Our view is also that the time and effort delta of chaning 20-25% a week and 50% a week is pretty small. Most of the effort comes from doing any water change - espeically if you pump/python it out of the tank.

I would be interested to get more thoughts on the cannister cleaning. We have always worked under the assumption that the gook building up contained enough unconverted poop/food/plant bits that dumping it out would lower nitrates in the system. If the general concensus is that it is all being converted too fast for us to remove anything meaningful that would be an interesting result.

Maybe we'll do some experminentation and report back.
 

londonloco

Members
It's not the effort that limit's me to 20%, as you said, it's just a few mins more of my time. I'm on a well, most hear "well" and think free water. But when you consider maintenance on the 6K well system I have so I can drink my water, plus monthly chemicals I have to buy to keep that system going, it's far from cheap. The more water I use, the more chemicals I buy, the more often I have to have them out to service, which used to be yearly, and now with my "hobby" is every 6-9 months.
 

Avatar

Plenipotentiary-at-large
Our view is also that the time and effort delta of chaning 20-25% a week and 50% a week is pretty small.

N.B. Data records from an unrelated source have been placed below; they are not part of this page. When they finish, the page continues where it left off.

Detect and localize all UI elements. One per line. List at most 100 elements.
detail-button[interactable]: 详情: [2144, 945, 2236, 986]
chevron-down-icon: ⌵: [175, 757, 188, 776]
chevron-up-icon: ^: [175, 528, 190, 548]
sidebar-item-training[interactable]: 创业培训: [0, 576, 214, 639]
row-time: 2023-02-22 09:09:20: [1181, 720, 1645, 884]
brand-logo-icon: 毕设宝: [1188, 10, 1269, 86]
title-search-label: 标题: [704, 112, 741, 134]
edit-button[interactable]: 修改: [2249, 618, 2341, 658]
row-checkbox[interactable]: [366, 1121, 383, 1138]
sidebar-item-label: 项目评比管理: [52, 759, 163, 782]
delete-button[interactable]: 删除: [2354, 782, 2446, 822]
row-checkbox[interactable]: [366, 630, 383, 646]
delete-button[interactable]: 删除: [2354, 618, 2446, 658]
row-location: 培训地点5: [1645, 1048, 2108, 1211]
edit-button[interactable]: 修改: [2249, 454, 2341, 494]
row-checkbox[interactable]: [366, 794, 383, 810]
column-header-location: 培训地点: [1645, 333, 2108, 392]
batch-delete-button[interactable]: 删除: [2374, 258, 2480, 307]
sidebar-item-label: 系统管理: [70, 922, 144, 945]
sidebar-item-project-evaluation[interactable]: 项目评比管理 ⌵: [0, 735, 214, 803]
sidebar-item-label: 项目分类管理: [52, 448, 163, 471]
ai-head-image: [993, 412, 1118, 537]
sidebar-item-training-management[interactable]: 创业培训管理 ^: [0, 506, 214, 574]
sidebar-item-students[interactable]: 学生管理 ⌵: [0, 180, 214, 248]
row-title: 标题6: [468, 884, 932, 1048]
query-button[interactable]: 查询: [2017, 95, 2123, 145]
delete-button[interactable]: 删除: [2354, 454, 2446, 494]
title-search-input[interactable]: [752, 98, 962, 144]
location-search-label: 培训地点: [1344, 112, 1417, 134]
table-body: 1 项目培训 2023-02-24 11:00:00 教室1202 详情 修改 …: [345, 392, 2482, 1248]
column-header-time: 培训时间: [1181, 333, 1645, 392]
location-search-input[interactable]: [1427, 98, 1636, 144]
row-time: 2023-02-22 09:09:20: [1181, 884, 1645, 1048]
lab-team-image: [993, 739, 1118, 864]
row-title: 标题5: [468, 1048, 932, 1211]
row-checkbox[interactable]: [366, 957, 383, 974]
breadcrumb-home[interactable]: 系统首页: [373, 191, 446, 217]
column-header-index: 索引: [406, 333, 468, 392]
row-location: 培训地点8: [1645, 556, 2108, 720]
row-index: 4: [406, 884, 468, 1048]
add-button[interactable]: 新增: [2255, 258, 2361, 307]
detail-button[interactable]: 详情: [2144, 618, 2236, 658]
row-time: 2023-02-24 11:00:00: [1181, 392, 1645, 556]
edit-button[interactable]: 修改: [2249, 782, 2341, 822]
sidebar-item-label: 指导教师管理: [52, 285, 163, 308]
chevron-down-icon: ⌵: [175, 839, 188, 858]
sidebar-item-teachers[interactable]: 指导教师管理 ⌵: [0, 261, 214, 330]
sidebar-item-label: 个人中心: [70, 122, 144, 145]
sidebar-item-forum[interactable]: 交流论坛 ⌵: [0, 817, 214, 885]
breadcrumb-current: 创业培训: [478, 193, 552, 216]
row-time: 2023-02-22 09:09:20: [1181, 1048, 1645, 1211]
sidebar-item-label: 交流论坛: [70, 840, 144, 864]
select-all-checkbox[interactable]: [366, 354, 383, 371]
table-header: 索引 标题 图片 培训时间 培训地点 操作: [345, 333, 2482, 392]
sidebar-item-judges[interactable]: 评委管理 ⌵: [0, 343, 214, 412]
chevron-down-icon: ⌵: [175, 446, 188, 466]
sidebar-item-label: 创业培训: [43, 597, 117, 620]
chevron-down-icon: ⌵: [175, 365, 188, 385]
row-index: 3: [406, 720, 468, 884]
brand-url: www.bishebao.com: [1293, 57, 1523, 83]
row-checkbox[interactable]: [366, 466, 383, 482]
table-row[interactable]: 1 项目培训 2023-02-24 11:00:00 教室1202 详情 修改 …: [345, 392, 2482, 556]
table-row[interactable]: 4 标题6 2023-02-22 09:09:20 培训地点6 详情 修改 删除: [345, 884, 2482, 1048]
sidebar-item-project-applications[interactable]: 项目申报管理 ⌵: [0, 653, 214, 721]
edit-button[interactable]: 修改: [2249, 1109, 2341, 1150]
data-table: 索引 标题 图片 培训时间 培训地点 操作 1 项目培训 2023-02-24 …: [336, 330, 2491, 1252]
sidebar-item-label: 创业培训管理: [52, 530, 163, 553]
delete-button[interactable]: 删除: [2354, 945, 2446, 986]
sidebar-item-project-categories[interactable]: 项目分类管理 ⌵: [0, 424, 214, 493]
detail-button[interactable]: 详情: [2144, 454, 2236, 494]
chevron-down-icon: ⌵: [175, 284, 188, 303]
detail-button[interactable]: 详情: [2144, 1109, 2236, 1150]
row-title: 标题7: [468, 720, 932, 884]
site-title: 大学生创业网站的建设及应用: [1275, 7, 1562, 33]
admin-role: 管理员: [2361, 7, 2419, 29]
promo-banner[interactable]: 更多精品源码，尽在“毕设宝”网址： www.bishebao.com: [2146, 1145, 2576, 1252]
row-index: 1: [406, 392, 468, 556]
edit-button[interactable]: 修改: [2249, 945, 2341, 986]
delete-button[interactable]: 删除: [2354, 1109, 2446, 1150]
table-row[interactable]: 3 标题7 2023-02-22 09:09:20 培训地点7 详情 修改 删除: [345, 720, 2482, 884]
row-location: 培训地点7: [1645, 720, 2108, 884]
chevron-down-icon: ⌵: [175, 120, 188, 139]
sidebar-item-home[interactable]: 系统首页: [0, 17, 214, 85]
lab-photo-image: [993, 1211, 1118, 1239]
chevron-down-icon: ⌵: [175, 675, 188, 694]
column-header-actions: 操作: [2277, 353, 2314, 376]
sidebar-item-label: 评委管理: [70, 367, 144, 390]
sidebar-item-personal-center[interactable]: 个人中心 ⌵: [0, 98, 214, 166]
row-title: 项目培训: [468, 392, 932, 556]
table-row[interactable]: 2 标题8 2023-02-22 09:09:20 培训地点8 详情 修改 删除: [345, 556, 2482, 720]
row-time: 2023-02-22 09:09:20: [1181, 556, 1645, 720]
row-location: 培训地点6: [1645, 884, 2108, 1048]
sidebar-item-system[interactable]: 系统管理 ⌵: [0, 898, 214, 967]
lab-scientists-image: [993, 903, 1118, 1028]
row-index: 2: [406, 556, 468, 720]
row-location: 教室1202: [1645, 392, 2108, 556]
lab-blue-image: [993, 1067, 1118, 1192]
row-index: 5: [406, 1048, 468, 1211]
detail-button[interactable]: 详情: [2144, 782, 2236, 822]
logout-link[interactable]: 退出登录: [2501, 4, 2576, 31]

Am guessing you have something less than 25 tanks with which to contend and/or that your holdings are predominantly Old World species.

 

Hawkman2000

Members
I agree with Avatar. 20-25% water change per week should be enough. Also, don't make the same mistake most beginners make when cleaning gravel. don't shove the gravel vac deep into the substrate. Just clean the surface of the substrate. Takes a little practice depending on sand, gravel, or whatever you are using. Treat the water you are adding to the tank in 5g buckets (Prime, Ph regulator, Salts, Cichlid trace). I picket up used heaters to heat the water up before I dump them in the tank to reduce shock to the fish. I would also add 2 cap fulls of Stability to the tank after doing water changes to help maintain your cycle. I made a chart for every tank I have had for the measurements of additives so that every bucket of water is perfect before I add it to the tank. This system has made it extremely easy to maintain my tanks.